Two doors of the cubicles are wide open though one is closed. So fine, no whistling, it might put the guy off mid-whatever he's doing..
So there I am, buttons popped open, zip down, getting on with my business when all of a sudden from inside that cubical I hear a REALLY, REALLY deep grunt. Like... URGH! But the R was rolled. URRRGH!! with two exclamation marks. Not that it was loud... It was a dull, deep, grunt. Hmmm. This guy has a bad case of constipation. I don't think he knows I'm in here, so I just grin and carry on...
Until now, from that cubicle comes a shriek. I'm talking: "Oh my god, I've ripped something that shouldn't be ripped!" sort of yelp. Ok, maybe, so as to... you know not seem like some weird pervert, I decide to let him know of my presence... To stop him from being embarrassed. I just quietly clear my throat. Unfortunately, at exactly the same time, he let out another grunt, followed by a kind of sigh/pant... Nothing for it, this time I vocalised a cough.
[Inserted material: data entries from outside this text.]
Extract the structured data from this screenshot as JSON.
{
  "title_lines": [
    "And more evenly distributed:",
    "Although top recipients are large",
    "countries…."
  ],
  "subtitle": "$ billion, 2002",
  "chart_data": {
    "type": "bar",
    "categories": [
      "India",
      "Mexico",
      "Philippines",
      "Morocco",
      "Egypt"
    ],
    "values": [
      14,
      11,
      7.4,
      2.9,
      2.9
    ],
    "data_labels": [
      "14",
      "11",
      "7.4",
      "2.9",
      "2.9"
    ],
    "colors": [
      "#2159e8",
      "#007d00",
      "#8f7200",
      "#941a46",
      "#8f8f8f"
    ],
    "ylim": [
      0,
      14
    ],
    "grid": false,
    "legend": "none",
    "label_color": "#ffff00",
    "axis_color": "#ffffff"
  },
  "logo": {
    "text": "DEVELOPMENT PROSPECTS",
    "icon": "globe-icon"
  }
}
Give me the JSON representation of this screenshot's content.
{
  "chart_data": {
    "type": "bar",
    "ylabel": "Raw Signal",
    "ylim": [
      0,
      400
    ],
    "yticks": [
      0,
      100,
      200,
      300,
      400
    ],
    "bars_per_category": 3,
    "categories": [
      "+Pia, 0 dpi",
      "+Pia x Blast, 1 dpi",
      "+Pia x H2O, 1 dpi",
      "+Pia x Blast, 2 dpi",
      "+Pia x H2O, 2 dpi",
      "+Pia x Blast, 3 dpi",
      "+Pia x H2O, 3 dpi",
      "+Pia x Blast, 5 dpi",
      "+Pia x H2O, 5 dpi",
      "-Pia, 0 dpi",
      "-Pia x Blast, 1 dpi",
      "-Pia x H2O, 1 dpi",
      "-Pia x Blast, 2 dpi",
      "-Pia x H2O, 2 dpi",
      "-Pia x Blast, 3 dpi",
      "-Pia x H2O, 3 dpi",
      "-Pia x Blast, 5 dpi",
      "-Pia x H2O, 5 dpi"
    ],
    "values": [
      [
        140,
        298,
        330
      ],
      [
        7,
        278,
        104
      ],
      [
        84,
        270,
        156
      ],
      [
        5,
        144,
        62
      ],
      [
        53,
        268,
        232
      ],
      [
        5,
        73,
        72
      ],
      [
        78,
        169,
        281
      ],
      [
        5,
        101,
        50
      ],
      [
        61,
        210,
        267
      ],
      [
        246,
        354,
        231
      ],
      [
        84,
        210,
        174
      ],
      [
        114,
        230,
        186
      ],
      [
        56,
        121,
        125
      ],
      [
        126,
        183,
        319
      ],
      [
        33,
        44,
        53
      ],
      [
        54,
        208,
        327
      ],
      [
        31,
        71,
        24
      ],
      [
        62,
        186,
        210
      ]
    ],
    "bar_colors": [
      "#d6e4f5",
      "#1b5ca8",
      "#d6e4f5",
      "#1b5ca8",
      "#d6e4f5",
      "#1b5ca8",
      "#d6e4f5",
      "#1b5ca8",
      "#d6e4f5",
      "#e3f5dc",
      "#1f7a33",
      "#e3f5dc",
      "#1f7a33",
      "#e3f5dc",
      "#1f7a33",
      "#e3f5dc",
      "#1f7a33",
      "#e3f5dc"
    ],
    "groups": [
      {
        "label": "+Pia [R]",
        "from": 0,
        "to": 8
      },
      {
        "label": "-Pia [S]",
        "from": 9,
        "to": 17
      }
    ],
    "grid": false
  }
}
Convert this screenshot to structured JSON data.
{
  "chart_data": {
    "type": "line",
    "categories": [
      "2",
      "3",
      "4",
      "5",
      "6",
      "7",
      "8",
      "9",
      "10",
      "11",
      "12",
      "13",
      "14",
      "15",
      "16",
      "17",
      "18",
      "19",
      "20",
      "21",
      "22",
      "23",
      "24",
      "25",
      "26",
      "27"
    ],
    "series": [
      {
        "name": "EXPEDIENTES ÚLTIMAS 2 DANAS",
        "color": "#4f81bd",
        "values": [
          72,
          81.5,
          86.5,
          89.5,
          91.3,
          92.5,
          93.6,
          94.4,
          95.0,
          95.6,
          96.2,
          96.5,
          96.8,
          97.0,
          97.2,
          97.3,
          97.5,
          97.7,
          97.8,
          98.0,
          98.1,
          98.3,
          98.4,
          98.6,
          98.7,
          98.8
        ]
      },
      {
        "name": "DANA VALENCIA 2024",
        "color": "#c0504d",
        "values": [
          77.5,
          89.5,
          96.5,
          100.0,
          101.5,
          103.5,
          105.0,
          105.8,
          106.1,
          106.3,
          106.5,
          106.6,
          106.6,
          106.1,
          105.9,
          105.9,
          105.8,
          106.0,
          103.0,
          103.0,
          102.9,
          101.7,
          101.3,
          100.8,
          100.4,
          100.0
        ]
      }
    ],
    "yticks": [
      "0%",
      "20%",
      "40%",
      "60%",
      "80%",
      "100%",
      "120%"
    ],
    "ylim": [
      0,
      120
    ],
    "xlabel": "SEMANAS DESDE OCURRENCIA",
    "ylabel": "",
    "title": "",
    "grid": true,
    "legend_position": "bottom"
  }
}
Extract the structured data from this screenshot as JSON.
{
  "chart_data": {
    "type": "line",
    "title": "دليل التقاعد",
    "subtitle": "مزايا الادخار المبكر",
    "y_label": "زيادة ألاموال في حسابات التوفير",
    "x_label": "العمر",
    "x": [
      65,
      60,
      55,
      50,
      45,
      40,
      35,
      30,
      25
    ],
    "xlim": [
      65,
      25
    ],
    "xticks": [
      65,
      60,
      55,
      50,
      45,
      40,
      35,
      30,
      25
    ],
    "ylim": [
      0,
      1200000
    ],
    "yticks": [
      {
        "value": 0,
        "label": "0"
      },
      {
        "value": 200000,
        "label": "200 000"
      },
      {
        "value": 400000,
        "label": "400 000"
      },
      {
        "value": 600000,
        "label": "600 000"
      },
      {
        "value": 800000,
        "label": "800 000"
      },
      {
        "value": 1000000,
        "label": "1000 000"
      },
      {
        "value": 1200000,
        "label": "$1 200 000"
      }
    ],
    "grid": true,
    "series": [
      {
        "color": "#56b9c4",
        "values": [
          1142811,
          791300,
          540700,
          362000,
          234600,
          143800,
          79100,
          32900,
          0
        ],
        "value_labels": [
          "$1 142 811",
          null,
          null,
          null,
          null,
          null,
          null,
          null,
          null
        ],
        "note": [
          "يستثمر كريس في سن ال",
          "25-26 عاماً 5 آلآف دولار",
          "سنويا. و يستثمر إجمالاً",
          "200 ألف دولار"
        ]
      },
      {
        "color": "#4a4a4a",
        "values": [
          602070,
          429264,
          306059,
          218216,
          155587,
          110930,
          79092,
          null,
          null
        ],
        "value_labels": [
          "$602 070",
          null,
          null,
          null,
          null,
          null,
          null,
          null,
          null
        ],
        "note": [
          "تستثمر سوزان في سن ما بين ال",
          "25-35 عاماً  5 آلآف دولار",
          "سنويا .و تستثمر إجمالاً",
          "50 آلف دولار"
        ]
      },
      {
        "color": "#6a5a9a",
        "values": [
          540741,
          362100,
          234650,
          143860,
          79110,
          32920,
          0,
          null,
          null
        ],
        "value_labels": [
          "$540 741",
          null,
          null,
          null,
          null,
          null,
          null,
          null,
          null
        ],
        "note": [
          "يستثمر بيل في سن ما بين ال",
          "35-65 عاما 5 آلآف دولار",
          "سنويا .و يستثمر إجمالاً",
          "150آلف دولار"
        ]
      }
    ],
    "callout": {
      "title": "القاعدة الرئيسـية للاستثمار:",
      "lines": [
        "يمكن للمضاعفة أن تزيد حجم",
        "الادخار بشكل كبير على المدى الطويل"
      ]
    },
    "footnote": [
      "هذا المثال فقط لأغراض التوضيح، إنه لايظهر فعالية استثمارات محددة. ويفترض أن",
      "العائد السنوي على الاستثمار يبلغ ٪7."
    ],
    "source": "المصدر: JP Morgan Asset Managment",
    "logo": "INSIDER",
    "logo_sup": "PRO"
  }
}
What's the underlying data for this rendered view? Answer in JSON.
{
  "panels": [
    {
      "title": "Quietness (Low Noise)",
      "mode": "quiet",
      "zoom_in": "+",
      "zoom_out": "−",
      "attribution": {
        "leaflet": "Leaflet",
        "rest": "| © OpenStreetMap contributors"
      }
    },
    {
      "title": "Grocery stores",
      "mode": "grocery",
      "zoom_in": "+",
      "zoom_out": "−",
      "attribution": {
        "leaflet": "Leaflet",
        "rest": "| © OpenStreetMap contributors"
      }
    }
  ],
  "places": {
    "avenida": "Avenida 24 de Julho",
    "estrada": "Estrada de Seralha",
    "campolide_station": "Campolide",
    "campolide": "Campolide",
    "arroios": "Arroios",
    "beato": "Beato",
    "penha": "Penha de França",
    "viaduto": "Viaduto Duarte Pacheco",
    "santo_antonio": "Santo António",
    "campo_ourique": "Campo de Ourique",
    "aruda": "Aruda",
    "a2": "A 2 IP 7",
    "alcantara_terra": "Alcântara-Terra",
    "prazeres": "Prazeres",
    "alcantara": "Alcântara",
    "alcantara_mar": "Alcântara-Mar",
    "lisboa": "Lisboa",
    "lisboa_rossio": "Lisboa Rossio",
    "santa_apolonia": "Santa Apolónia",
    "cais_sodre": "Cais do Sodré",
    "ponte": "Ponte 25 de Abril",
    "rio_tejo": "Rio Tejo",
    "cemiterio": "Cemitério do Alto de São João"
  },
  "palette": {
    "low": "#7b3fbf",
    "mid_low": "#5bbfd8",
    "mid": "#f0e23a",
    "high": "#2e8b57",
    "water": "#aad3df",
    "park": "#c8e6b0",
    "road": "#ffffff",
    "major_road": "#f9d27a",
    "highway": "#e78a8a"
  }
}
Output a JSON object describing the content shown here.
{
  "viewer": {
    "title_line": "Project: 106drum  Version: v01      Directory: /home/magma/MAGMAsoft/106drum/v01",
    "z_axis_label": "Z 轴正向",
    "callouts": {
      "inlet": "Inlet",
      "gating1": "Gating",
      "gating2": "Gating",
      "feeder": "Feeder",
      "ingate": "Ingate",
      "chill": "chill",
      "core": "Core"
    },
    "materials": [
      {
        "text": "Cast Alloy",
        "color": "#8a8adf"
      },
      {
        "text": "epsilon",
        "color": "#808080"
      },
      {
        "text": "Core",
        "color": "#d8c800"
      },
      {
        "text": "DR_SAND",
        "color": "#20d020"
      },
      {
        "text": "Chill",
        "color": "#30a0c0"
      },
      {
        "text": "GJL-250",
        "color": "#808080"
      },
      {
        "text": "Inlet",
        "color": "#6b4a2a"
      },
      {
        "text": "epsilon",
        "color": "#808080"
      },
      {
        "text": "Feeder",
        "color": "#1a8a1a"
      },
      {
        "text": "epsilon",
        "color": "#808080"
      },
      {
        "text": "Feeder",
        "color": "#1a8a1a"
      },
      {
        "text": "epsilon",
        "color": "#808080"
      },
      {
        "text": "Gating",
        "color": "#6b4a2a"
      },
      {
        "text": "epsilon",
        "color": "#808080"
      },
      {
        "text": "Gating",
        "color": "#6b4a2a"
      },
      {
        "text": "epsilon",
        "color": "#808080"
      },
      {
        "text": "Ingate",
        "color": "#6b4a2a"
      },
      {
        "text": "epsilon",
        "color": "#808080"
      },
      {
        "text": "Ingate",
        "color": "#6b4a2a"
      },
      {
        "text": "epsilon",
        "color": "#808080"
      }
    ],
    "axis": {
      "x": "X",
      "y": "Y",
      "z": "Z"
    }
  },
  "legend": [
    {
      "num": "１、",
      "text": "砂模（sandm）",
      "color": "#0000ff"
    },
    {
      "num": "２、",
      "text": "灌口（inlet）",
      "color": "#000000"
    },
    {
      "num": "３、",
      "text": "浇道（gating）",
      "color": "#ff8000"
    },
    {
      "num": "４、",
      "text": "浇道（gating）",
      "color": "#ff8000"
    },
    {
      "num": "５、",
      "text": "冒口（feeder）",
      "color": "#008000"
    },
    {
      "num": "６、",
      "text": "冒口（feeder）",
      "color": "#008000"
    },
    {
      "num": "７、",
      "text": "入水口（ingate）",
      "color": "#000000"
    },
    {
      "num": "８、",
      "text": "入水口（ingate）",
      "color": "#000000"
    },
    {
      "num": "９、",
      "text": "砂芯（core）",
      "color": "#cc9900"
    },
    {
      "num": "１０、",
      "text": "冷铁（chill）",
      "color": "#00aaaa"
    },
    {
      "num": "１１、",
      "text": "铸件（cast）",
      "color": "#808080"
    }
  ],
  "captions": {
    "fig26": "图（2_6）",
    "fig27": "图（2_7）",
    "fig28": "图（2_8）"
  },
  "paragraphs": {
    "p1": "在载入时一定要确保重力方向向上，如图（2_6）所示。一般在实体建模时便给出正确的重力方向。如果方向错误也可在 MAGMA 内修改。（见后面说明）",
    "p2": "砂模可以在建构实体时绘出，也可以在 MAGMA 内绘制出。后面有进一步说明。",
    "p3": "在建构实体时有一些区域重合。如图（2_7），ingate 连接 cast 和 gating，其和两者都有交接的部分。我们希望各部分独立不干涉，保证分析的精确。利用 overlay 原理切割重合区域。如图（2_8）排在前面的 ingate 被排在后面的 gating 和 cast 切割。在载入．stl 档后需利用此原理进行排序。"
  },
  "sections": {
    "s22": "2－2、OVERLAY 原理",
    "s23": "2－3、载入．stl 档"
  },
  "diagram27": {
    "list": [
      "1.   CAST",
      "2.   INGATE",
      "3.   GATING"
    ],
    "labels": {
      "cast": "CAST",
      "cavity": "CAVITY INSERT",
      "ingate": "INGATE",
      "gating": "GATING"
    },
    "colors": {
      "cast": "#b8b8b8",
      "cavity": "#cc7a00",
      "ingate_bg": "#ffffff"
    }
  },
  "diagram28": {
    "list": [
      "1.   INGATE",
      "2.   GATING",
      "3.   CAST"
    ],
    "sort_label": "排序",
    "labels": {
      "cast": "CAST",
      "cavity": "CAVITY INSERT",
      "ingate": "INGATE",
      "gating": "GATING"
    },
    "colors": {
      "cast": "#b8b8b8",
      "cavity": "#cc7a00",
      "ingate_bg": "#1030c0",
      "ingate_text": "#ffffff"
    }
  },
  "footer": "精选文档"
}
"ErHEM", I sort of said...
Silence. I'd finished my stuff now and walking over to the sink, The guy in the cubicle suddenly starts to move around like crazy. I barely got to press the tap down when he bellowed: "Mother FUCKER".
YES I ran.
But in my defence he had a DEEP voice and I was, what? 14?? So I'm sat at my table with my friends, trying to look inconspicuous, like a person who didn't just rush out of the toilet so that this heavily constipated GIANT of a man ( He had a REALLY DEEP voice) wouldn't be able to pick me out from the crowd. But all the while I'm peering over to the door to the toilet to see the guy.
And after a couple of minutes... What do you know? A WENCH MASSIVE BURLY man swinging his arms from side to side as he manfully strode along, scanning the room; fortunately overlooking my table... This guy... was Scary, he eyes were bulging out, he looked menacing his head was shaven, his shoulders and neck were like one massive muscle thing. I'm GLAD I legged it, I would have been killed by this dude.
THEN... It got REALLY Scary.
Out came... a second dude from behind him. And no. There was only ONE cubicle in use, not two. And the two men left the resteraunt together...
Yes, I had witnessed a bumming taking place.
Ok, so... That's me for the night, I think I'll leave it at that!!
YOU guys... should go check out an art gallery or something. Check out the Tate Modern. National Gallery? British History Museum?
Ah, I'm kidding- all that stuff boring as hell unless you're 12. And the Tate's shit no matter what age you are.